Entre 1820 et 1829, le secrétaire de Mairie MARIN, en poste depuis au moins l’an 13 de la Révolution (1805), officiant à Saint-Mihiel (Meuse), rédige des tables de baptême, de mariage et de sépultures. En pleine restauration monarchique, il entend faire le lien entre les différentes époques qu’il a traversé et préface ses recueils pour préciser, avec un certain lyrisme, ces intentions.

L’ambition est grande. Il s’agit de compulser les registres de la ville depuis 1575 jusqu’en 1820 pour les baptêmes et 1829 pour les sépultures. Il faut ensuite classer les évènements par ordre chronologique puis par ordre alphabétique. Dans sa table des baptêmes, comme une adresse à lui-même, et un avertissement à ceux qui souhaiterais lui succéder, il cite un poème de Joseph Juste Scaliger (1540-1609), philologue et historien protestant, que l’on peut traduire ainsi :

« Si quelqu’un a reçu une peine cruelle d’un juge qui, à perpétuité, a condamné sa tête à souffrir des tribulations et des tourments, qu’aucun poids ne le plie dans une usine, ni dans des mines souterraines où ils lacèrent ses mains raides : qu’il compose des dictionnaires, car en résumé, pourquoi s’embêter ? Tous les visages de la douleur y sont réunis ». »
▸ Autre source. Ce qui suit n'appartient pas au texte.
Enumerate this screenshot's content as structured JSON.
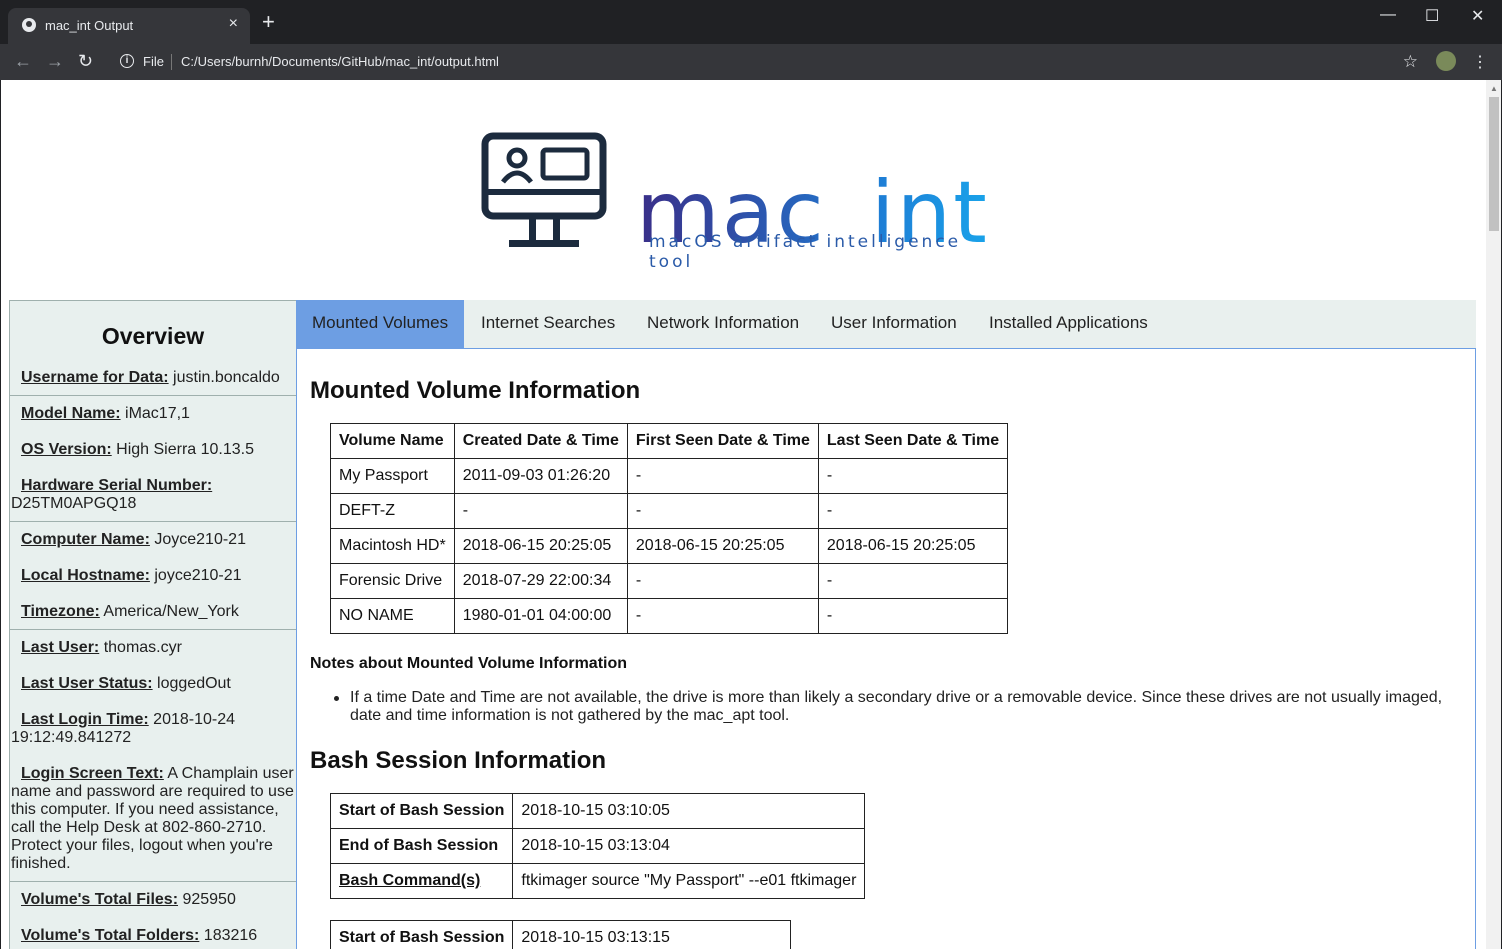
{
  "browser": {
    "tab_title": "mac_int Output",
    "tab_close": "×",
    "new_tab": "+",
    "minimize": "—",
    "maximize": "☐",
    "close": "✕",
    "back": "←",
    "forward": "→",
    "reload": "↻",
    "info": "i",
    "file_label": "File",
    "url": "C:/Users/burnh/Documents/GitHub/mac_int/output.html",
    "star": "☆",
    "menu": "⋮"
  },
  "logo": {
    "wordmark": "mac_int",
    "tagline": "macOS artifact intelligence tool"
  },
  "sidebar": {
    "title": "Overview",
    "items": [
      {
        "key": "Username for Data:",
        "value": " justin.boncaldo"
      },
      {
        "key": "Model Name:",
        "value": " iMac17,1"
      },
      {
        "key": "OS Version:",
        "value": " High Sierra 10.13.5"
      },
      {
        "key": "Hardware Serial Number:",
        "value": "D25TM0APGQ18"
      },
      {
        "key": "Computer Name:",
        "value": " Joyce210-21"
      },
      {
        "key": "Local Hostname:",
        "value": " joyce210-21"
      },
      {
        "key": "Timezone:",
        "value": " America/New_York"
      },
      {
        "key": "Last User:",
        "value": " thomas.cyr"
      },
      {
        "key": "Last User Status:",
        "value": " loggedOut"
      },
      {
        "key": "Last Login Time:",
        "value": " 2018-10-24 19:12:49.841272"
      },
      {
        "key": "Login Screen Text:",
        "value": " A Champlain user name and password are required to use this computer. If you need assistance, call the Help Desk at 802-860-2710. Protect your files, logout when you're finished."
      },
      {
        "key": "Volume's Total Files:",
        "value": " 925950"
      },
      {
        "key": "Volume's Total Folders:",
        "value": " 183216"
      }
    ]
  },
  "tabs": [
    "Mounted Volumes",
    "Internet Searches",
    "Network Information",
    "User Information",
    "Installed Applications"
  ],
  "main": {
    "mounted_heading": "Mounted Volume Information",
    "volume_table": {
      "headers": [
        "Volume Name",
        "Created Date & Time",
        "First Seen Date & Time",
        "Last Seen Date & Time"
      ],
      "rows": [
        [
          "My Passport",
          "2011-09-03 01:26:20",
          "-",
          "-"
        ],
        [
          "DEFT-Z",
          "-",
          "-",
          "-"
        ],
        [
          "Macintosh HD*",
          "2018-06-15 20:25:05",
          "2018-06-15 20:25:05",
          "2018-06-15 20:25:05"
        ],
        [
          "Forensic Drive",
          "2018-07-29 22:00:34",
          "-",
          "-"
        ],
        [
          "NO NAME",
          "1980-01-01 04:00:00",
          "-",
          "-"
        ]
      ]
    },
    "notes_title": "Notes about Mounted Volume Information",
    "notes": [
      "If a time Date and Time are not available, the drive is more than likely a secondary drive or a removable device. Since these drives are not usually imaged, date and time information is not gathered by the mac_apt tool."
    ],
    "bash_heading": "Bash Session Information",
    "bash_sessions": [
      {
        "start_label": "Start of Bash Session",
        "start": "2018-10-15 03:10:05",
        "end_label": "End of Bash Session",
        "end": "2018-10-15 03:13:04",
        "cmd_label": "Bash Command(s)",
        "cmd": "ftkimager source \"My Passport\" --e01 ftkimager"
      },
      {
        "start_label": "Start of Bash Session",
        "start": "2018-10-15 03:13:15"
      }
    ]
  }
}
Si le lettré indique également que les registres paroissiaux de Saint-Mihiel étaient particulièrement bien tenus; ce dont le modeste auteur de ces lignes peut témoigner; il est vrai que le travail de longue haleine qu’il a entrepris est un véritable sacerdoce.
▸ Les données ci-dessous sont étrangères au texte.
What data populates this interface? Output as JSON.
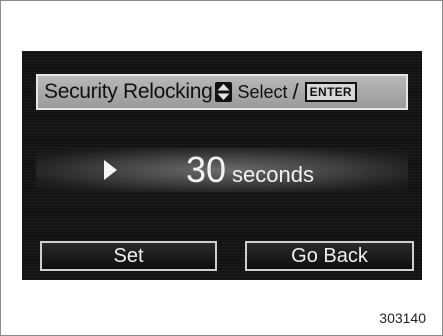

Son Avant-Propos suivant cette citation latine donne du corps et un esprit à l’entreprise. Il s’agit de faire le lien entre le baptême chrétien et l’Etat-Civil laïc qu’il inscrit artificiellement dans une longue continuité de l’Empire Romain à son XIXème siècle. Pour cela, il convoque Marc Aurèle, dont on dit qu’il fut le premier à faire tenir un registre de population à Rome. Il conjugue, dans sa démonstration, « l’acte religieux le plus nécessaire au salut de tous » et « l’acte civil le plus important à l’existence de chacun ». Car « chacun de ses actes séparés [devant] être également respectable aux hommes, la Politique et la Religion gagnent à les réunir. »

En parallèle, il regrette que cet usage fût perdu au moyen-âge, faisant suite, selon lui, suite « à l’avis de Tertullien et de plusieurs Pères de l’Eglise » de baptiser uniquement les adultes. Un choix pourtant minoritaire parmi ces derniers et sans lien avec l’absence de registre tenu jusqu’au XVIème siècle. Registres paroissiaux qui, bien que préexistant furent rendu obligatoire, en deux temps, par l’Ordonnance de Villers-Cotterêts (1539) pour les baptêmes puis celle de Blois (1579) pour les mariages et les sépultures.

Par aspect pratique, il conclut que l’abréviation Sp. du latin « Spurius » qui signifie « illégitime » sert de repérage aux enfants naturels dans son registre. On notera également les dessins stylisés de visages dans les O qui rappellent nos contemporains smiley et qui sont probablement postérieurs au travail du sieur MARIN, ceux-ci n’étant pas présent sur la page de garde de ses tables alphabétiques des mariages et des sépultures.

Cette table des sépultures, en revanche, nous réserve une dernière surprise, concluant avec les mots de Pierre-Simon Fournier le Jeune (1712-1768), typographe à l’origine du prototype d’imprimerie, avec son Eloge de l’Ecriture :

« C’est de Dieu que nous vient cet Art ingénieux,

De peindre la parole et de parler aux yeux,

Et par des traits divers de figures tracées,

Donner de la couleur et du corps aux pensées. ».